Once he had the ring, [Justin] watched a few jewelry-making videos to learn how to set the family heirloom stone into the bezel setting; we admit we cringed a bit when he said he used the blade shaft of a screwdriver to crimp the edge of the bezel to the stone. But it came out great, even if it needed a bit of resizing. The details of the proposal are left to the romantically inclined, but TL;DR – she said yes.

Congratulations to the happy couple, and to [Justin] for pulling off a beautiful build. Most of our jewelry hacks are of the blinkenlight variety rather than fine jewelry, although we have featured a machinist’s take on the subject before.

11 thoughts on “Creating A Custom Engagement Ring With 3D-Printing

  1. Oh my ! I’ve been wishing to DIY such a ring, but was reluctant due to the complexity and unknown regarding the casting process. Never knew you could send 3D models to be printed with gold !
    Thank you hackaday ! Made my day.
    Shout out to Justin !

  2. Recently, I also designed organic shape engagement ring… My experience with 3d modeling was best with 3d max, its not parametric 3d modeling software but it worked well for me. The ring was milled with some sort of jewelry cnc machine. Result was flawless. From my experience can say that 3d printing and metal casting is not always best way to produce jewelry, in case of highly detailed models it’s better to mill it as it can tolerate smaller details.
    My personal journey was like this:
    1. Designed rough sketch what I wanted and went to discuss it with jewelry maker. He then pointed out what can be improved and what changes I should consider. And in instant he said that this type of design should be milled not casted.
    2. I redesigned model. For ring size measured all rings of future wife’s rings, took average number and was hoping it would fit (in the end fit was perfect).
    3. Jewelry master pointed out what size gems better to use. Not all sizes are common, other ones more expensive, round shape gems are more easily available and so on.
    4. After design was completed guy who was responsible for cnc milling did not have any comments. I was very satisfied with result and especially with my 3d modeling capabilities, even though I knew that I made few mistakes during modeling which cost me extra time to finish model.
    5. Materials: Palladium 14k white gold, 4 black diamonds, 1 emerald.

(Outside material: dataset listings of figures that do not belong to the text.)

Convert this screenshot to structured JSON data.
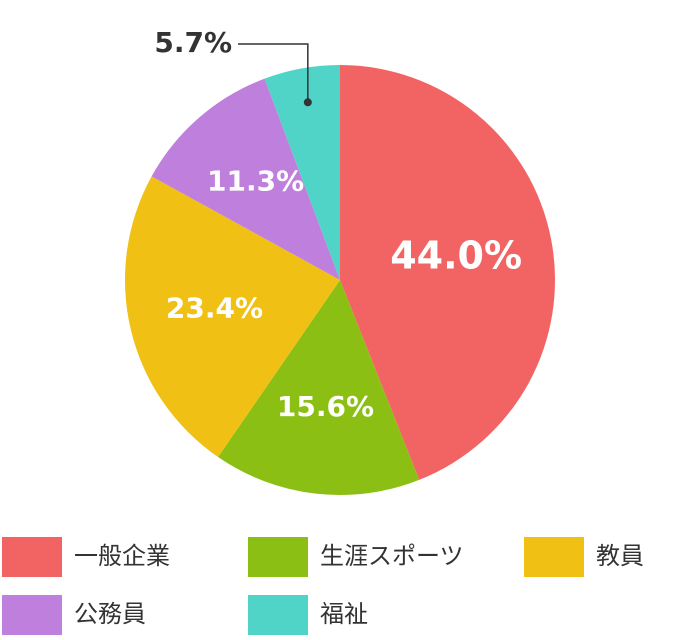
{
  "chart_data": {
    "type": "pie",
    "categories": [
      "一般企業",
      "生涯スポーツ",
      "教員",
      "公務員",
      "福祉"
    ],
    "values": [
      44.0,
      15.6,
      23.4,
      11.3,
      5.7
    ],
    "value_labels": [
      "44.0%",
      "15.6%",
      "23.4%",
      "11.3%",
      "5.7%"
    ],
    "colors": [
      "#f26464",
      "#8cbf14",
      "#f0c014",
      "#bf80dd",
      "#50d4c8"
    ]
  }
}
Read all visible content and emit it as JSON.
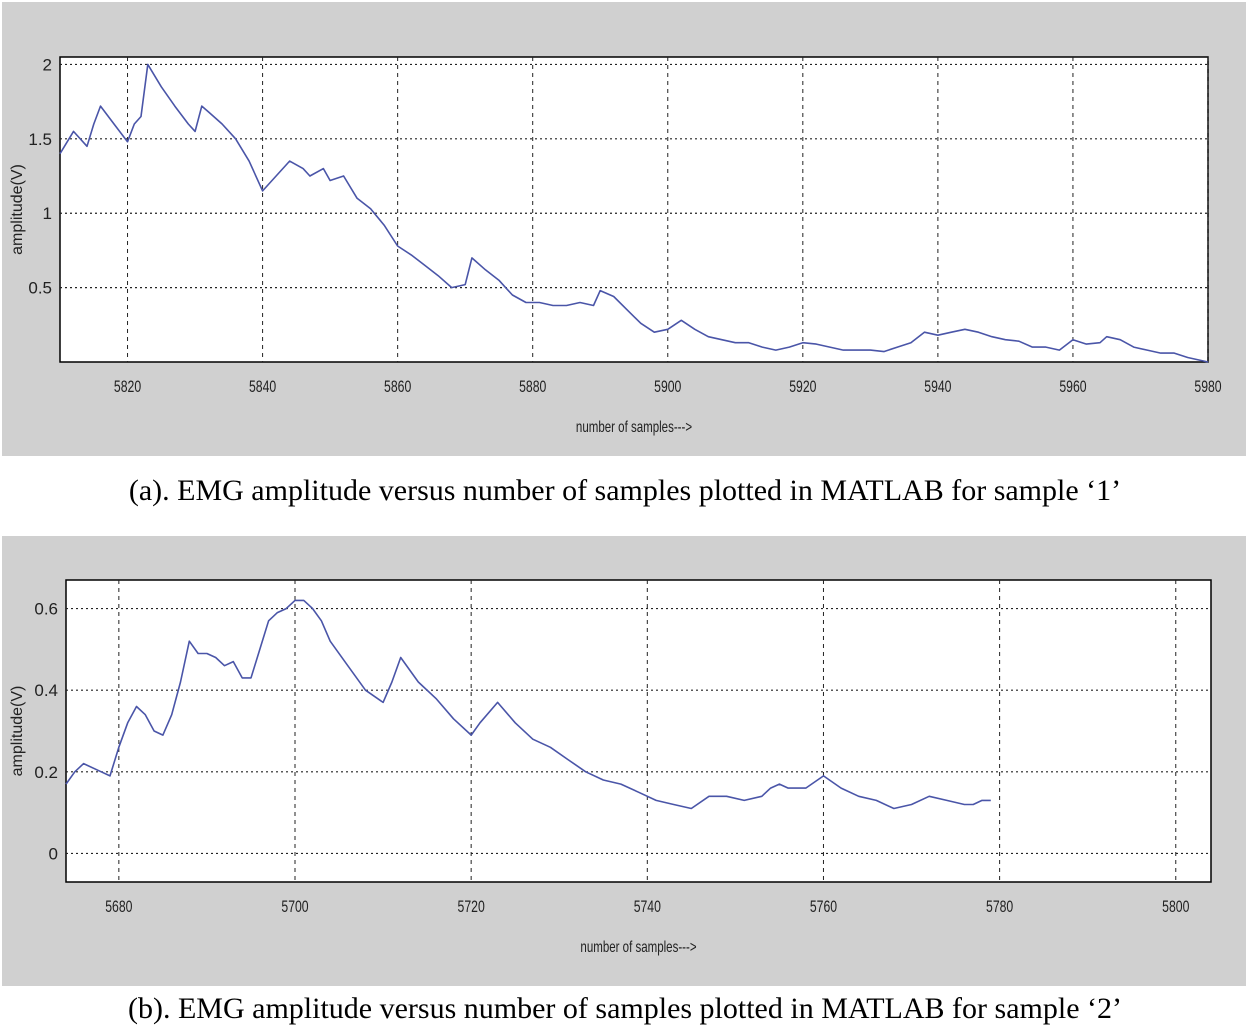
{
  "chart_data": [
    {
      "type": "line",
      "caption": "(a). EMG amplitude versus number of samples plotted in MATLAB for sample ‘1’",
      "xlabel": "number of samples--->",
      "ylabel": "amplitude(V)",
      "xlim": [
        5810,
        5980
      ],
      "ylim": [
        0,
        2.05
      ],
      "xticks": [
        5820,
        5840,
        5860,
        5880,
        5900,
        5920,
        5940,
        5960,
        5980
      ],
      "yticks": [
        0.5,
        1,
        1.5,
        2
      ],
      "ytick_labels": [
        "0.5",
        "1",
        "1.5",
        "2"
      ],
      "grid": true,
      "line_color": "#4a55a8",
      "x": [
        5810,
        5812,
        5814,
        5815,
        5816,
        5818,
        5820,
        5821,
        5822,
        5823,
        5825,
        5827,
        5829,
        5830,
        5831,
        5832,
        5834,
        5836,
        5838,
        5840,
        5842,
        5844,
        5846,
        5847,
        5849,
        5850,
        5852,
        5854,
        5856,
        5858,
        5860,
        5862,
        5864,
        5866,
        5868,
        5870,
        5871,
        5873,
        5875,
        5877,
        5879,
        5881,
        5883,
        5885,
        5887,
        5889,
        5890,
        5892,
        5894,
        5896,
        5898,
        5900,
        5902,
        5904,
        5906,
        5908,
        5910,
        5912,
        5914,
        5916,
        5918,
        5920,
        5922,
        5924,
        5926,
        5928,
        5930,
        5932,
        5934,
        5936,
        5938,
        5940,
        5942,
        5944,
        5946,
        5948,
        5950,
        5952,
        5954,
        5956,
        5958,
        5960,
        5962,
        5964,
        5965,
        5967,
        5969,
        5971,
        5973,
        5975,
        5977,
        5979,
        5980
      ],
      "y": [
        1.4,
        1.55,
        1.45,
        1.6,
        1.72,
        1.6,
        1.48,
        1.6,
        1.65,
        2.0,
        1.85,
        1.72,
        1.6,
        1.55,
        1.72,
        1.68,
        1.6,
        1.5,
        1.35,
        1.15,
        1.25,
        1.35,
        1.3,
        1.25,
        1.3,
        1.22,
        1.25,
        1.1,
        1.03,
        0.92,
        0.78,
        0.72,
        0.65,
        0.58,
        0.5,
        0.52,
        0.7,
        0.62,
        0.55,
        0.45,
        0.4,
        0.4,
        0.38,
        0.38,
        0.4,
        0.38,
        0.48,
        0.44,
        0.35,
        0.26,
        0.2,
        0.22,
        0.28,
        0.22,
        0.17,
        0.15,
        0.13,
        0.13,
        0.1,
        0.08,
        0.1,
        0.13,
        0.12,
        0.1,
        0.08,
        0.08,
        0.08,
        0.07,
        0.1,
        0.13,
        0.2,
        0.18,
        0.2,
        0.22,
        0.2,
        0.17,
        0.15,
        0.14,
        0.1,
        0.1,
        0.08,
        0.15,
        0.12,
        0.13,
        0.17,
        0.15,
        0.1,
        0.08,
        0.06,
        0.06,
        0.03,
        0.01,
        0.0
      ]
    },
    {
      "type": "line",
      "caption": "(b). EMG amplitude versus number of samples plotted in MATLAB for sample ‘2’",
      "xlabel": "number of samples--->",
      "ylabel": "amplitude(V)",
      "xlim": [
        5674,
        5804
      ],
      "ylim": [
        -0.07,
        0.67
      ],
      "xticks": [
        5680,
        5700,
        5720,
        5740,
        5760,
        5780,
        5800
      ],
      "yticks": [
        0,
        0.2,
        0.4,
        0.6
      ],
      "ytick_labels": [
        "0",
        "0.2",
        "0.4",
        "0.6"
      ],
      "grid": true,
      "line_color": "#4a55a8",
      "x": [
        5674,
        5675,
        5676,
        5678,
        5679,
        5680,
        5681,
        5682,
        5683,
        5684,
        5685,
        5686,
        5687,
        5688,
        5689,
        5690,
        5691,
        5692,
        5693,
        5694,
        5695,
        5696,
        5697,
        5698,
        5699,
        5700,
        5701,
        5702,
        5703,
        5704,
        5706,
        5708,
        5710,
        5711,
        5712,
        5714,
        5716,
        5718,
        5720,
        5721,
        5723,
        5725,
        5727,
        5729,
        5731,
        5733,
        5735,
        5737,
        5739,
        5741,
        5743,
        5745,
        5747,
        5749,
        5751,
        5753,
        5754,
        5755,
        5756,
        5757,
        5758,
        5760,
        5762,
        5764,
        5766,
        5768,
        5770,
        5772,
        5774,
        5776,
        5777,
        5778,
        5779
      ],
      "y": [
        0.17,
        0.2,
        0.22,
        0.2,
        0.19,
        0.26,
        0.32,
        0.36,
        0.34,
        0.3,
        0.29,
        0.34,
        0.42,
        0.52,
        0.49,
        0.49,
        0.48,
        0.46,
        0.47,
        0.43,
        0.43,
        0.5,
        0.57,
        0.59,
        0.6,
        0.62,
        0.62,
        0.6,
        0.57,
        0.52,
        0.46,
        0.4,
        0.37,
        0.42,
        0.48,
        0.42,
        0.38,
        0.33,
        0.29,
        0.32,
        0.37,
        0.32,
        0.28,
        0.26,
        0.23,
        0.2,
        0.18,
        0.17,
        0.15,
        0.13,
        0.12,
        0.11,
        0.14,
        0.14,
        0.13,
        0.14,
        0.16,
        0.17,
        0.16,
        0.16,
        0.16,
        0.19,
        0.16,
        0.14,
        0.13,
        0.11,
        0.12,
        0.14,
        0.13,
        0.12,
        0.12,
        0.13,
        0.13
      ]
    }
  ]
}
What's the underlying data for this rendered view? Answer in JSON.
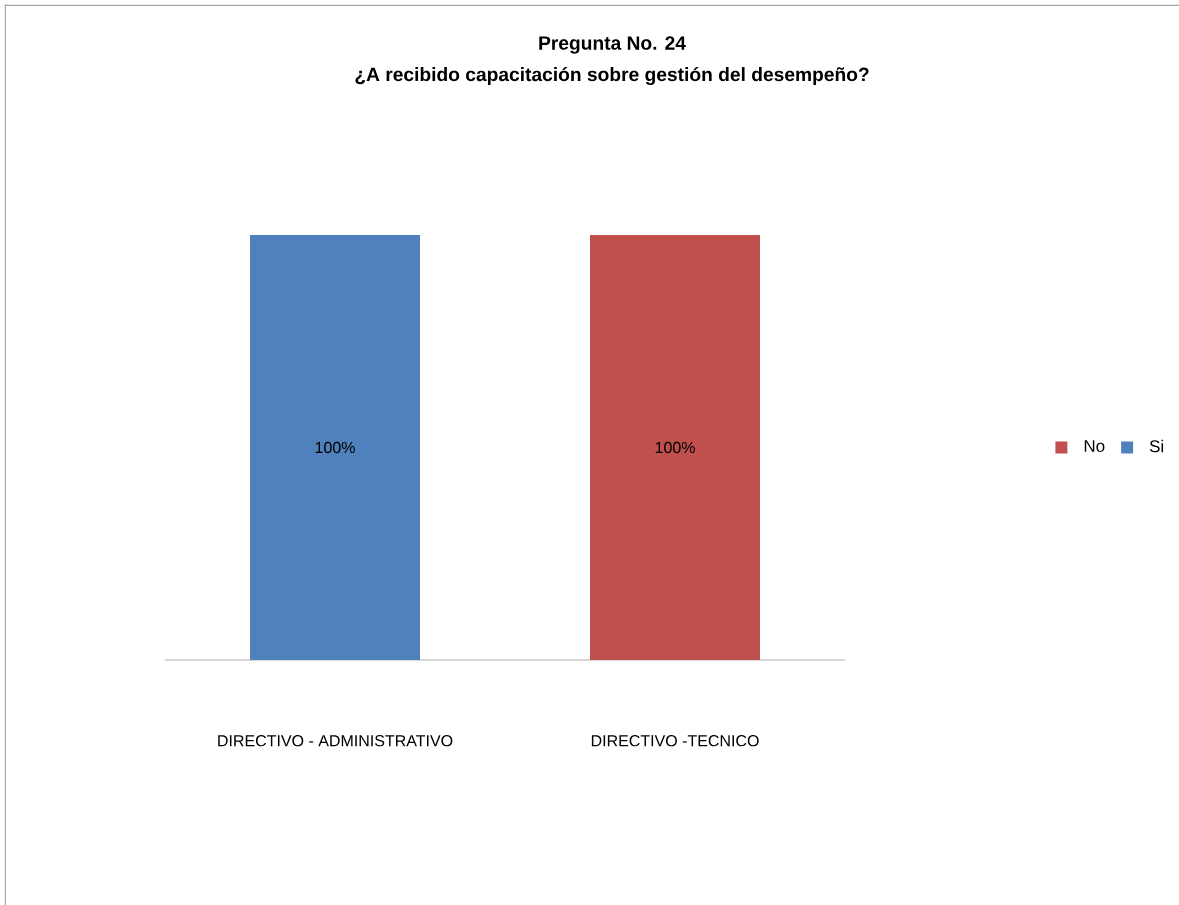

    Here is small rez picture: https://ibb.co/bR5Z8qR

  3. Shapeways jewelry printing is great, and also surprisingly cheap considering you get a fully unique result. A silver ring or necklace will cost about 50 EUR, and gold is about the price of the metal + 50%.

  4. FWIW a professional jeweler’s bezel pusher is a highly polished straight steel stick with a handle on one end. If you took some 1200 grit sandpaper to your screwdriver, you have a bezel pusher.

    1. I used to work for a custom jeweler who 3d printed rings in castable wax and used a 4 axis mill and Rhino software to 3d print investment molds for platinum, everything. This is correct info.

      Ironically I could go back there and reteach them how to polish jewelry completely in a new way after learning Menzerna in watchmaking school, as opposed to traditional tripoli and rouge at that place. But that’s the jeweler’s secret. All those black rags in a drum from the torit cleaners in the back of your jeweler’s shop- several hundred thousand $ in polishing waste from tradition abrasive polishing compounds.